For all that, Jiayuguan Changlou really is a special place. The power of the frontier that was is still palpable in the air, and you truly have the impression of being at the end of something. Here, where the Hexi corridor narrows down between two mountain ranges, was the most obvious place to end the Great Wall. By this decision, this passage was therefore transformed into the end and the mouth of China, the place where the imperial civilisation came to an abrupt end and gave way to the Protectorate of the Western Regions. Outside the fortification lay the central Asian wilderness.

 

Built as a barrier to invaders from the west, it fell into disrepair over time and was only recently restored to its former glory. Now its imposing beauty is a gem in the middle of the barren landscape.

Travelling from Zhangye to Jiayuguan this morning, I could see the Qilian and the Beishan mountains on either side of the plain. Vast as it was, it did not look like a corridor at all. The flat plain bristled with electric posts and was crossed by an intense traffic of goods trains. These long snakes of up to 30 wagons travelled to and fro behind their little white head that pulled along the rest of the body, almost lost in the vastness of the scene.

I looked out of the outer wall of the fort. The weather was changing and rays of the sun drew moving patches of light over the mountains, falling from spots of blue in the sky. This unexpected improvement presented me with a new scene painted in vibrant colours. As long as it was cloudy, the scenery was in unison with the outpost atmosphere. Now, lit by the shy sunlight, it was a grand landscape.

I am contented. I turn my back to the fort and face the chimneys that stand on the outskirts of town. Several old-style industrial plants spurt out dirty smoke in the air as if nothing were the matter.

Late afternoon: Jianyuguan, in spite of the hour, is still steeped in bright sunlight. I have moved west considerably still keeping Beijing time, the only official one for the whole country. Isn’t this another expression of the capital’s neglect towards the periphery?

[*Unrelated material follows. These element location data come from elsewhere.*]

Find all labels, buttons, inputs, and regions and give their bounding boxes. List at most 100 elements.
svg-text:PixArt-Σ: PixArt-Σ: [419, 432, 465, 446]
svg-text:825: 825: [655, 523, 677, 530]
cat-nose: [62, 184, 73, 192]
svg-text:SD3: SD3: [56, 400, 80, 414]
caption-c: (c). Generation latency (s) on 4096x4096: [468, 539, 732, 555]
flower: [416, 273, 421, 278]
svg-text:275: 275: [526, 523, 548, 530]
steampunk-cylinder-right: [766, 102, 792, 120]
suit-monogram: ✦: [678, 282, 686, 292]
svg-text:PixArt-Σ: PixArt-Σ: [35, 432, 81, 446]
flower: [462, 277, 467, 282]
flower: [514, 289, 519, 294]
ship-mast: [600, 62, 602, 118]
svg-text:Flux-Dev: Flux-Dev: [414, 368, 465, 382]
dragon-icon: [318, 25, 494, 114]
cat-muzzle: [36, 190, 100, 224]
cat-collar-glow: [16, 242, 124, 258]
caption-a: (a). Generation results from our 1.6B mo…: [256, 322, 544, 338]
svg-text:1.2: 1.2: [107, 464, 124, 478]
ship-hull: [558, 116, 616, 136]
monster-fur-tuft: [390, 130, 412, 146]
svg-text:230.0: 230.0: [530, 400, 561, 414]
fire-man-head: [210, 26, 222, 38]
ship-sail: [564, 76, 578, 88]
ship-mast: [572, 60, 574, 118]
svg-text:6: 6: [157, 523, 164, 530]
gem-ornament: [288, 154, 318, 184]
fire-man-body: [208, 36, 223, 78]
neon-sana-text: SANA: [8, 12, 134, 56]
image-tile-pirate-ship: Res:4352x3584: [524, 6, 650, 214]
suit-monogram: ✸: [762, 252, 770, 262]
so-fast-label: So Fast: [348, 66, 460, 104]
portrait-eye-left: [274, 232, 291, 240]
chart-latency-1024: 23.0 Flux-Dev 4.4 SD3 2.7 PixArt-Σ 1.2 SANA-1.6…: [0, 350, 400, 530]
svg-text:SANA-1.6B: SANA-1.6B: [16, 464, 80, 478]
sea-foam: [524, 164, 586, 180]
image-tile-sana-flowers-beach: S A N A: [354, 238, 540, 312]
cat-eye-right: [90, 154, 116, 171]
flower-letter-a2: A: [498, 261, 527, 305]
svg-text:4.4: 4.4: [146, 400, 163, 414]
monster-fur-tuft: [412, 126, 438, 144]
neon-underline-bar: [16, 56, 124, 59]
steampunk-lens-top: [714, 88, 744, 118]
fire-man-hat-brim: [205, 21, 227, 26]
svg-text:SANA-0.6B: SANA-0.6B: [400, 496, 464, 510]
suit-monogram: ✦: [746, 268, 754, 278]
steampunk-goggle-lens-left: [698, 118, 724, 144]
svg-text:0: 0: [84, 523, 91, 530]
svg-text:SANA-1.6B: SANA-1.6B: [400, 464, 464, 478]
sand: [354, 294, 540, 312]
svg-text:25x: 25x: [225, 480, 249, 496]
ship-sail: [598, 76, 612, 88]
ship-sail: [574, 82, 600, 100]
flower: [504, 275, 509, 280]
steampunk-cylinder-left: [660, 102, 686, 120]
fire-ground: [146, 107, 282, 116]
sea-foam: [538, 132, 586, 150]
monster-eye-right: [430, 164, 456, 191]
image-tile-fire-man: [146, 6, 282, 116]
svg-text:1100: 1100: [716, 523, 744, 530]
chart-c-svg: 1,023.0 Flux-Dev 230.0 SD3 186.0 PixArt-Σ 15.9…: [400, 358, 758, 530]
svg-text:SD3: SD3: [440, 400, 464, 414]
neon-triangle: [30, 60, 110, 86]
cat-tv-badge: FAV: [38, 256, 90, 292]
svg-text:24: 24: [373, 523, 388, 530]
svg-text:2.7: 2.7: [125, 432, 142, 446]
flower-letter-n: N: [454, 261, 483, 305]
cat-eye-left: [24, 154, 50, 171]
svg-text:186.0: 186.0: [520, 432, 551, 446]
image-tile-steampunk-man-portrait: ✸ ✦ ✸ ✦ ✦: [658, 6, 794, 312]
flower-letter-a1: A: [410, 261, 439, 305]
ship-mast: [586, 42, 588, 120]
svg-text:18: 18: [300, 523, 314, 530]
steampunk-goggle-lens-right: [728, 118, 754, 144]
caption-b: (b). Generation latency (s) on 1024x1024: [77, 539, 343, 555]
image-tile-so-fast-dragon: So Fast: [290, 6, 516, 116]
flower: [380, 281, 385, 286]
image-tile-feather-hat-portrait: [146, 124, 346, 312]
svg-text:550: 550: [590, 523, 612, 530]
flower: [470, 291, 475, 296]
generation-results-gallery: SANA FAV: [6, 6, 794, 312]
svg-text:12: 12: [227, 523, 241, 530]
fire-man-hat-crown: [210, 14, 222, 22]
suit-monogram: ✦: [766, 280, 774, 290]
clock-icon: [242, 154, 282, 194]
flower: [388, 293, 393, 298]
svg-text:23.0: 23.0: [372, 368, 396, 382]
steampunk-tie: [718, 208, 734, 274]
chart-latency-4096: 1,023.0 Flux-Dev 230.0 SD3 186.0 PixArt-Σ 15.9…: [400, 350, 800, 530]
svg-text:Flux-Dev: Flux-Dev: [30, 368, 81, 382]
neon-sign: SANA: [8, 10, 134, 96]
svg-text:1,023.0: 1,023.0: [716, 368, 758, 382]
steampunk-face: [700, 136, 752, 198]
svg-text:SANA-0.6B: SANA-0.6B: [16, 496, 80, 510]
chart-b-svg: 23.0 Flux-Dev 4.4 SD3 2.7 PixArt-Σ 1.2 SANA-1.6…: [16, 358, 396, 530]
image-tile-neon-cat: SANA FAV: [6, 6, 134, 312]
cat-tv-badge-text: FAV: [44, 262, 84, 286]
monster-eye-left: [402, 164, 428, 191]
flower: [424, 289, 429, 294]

I walk along the street market where vegetables are sold, and various types of bread, some of which look as dry as the desert around, herbs, cakes made of superposed layers of soft dough sprinkled with sesame seeds. A group of people is assembled around someone sitting. All eyes are riveted on his mouth: he is the patient of a street dentist who is wielding a pair of pliers in front of his open eyes. Everyone is stretching their neck in order not to miss a single passage of the operation. Now the dentist assembles the parts of a drill powered by a portable battery and starts grinding. Most, but not the patient, will regret it is not an extraction. When I show some interest and take out my camera, the crowd readily pulls apart to let me have a full view of the scene.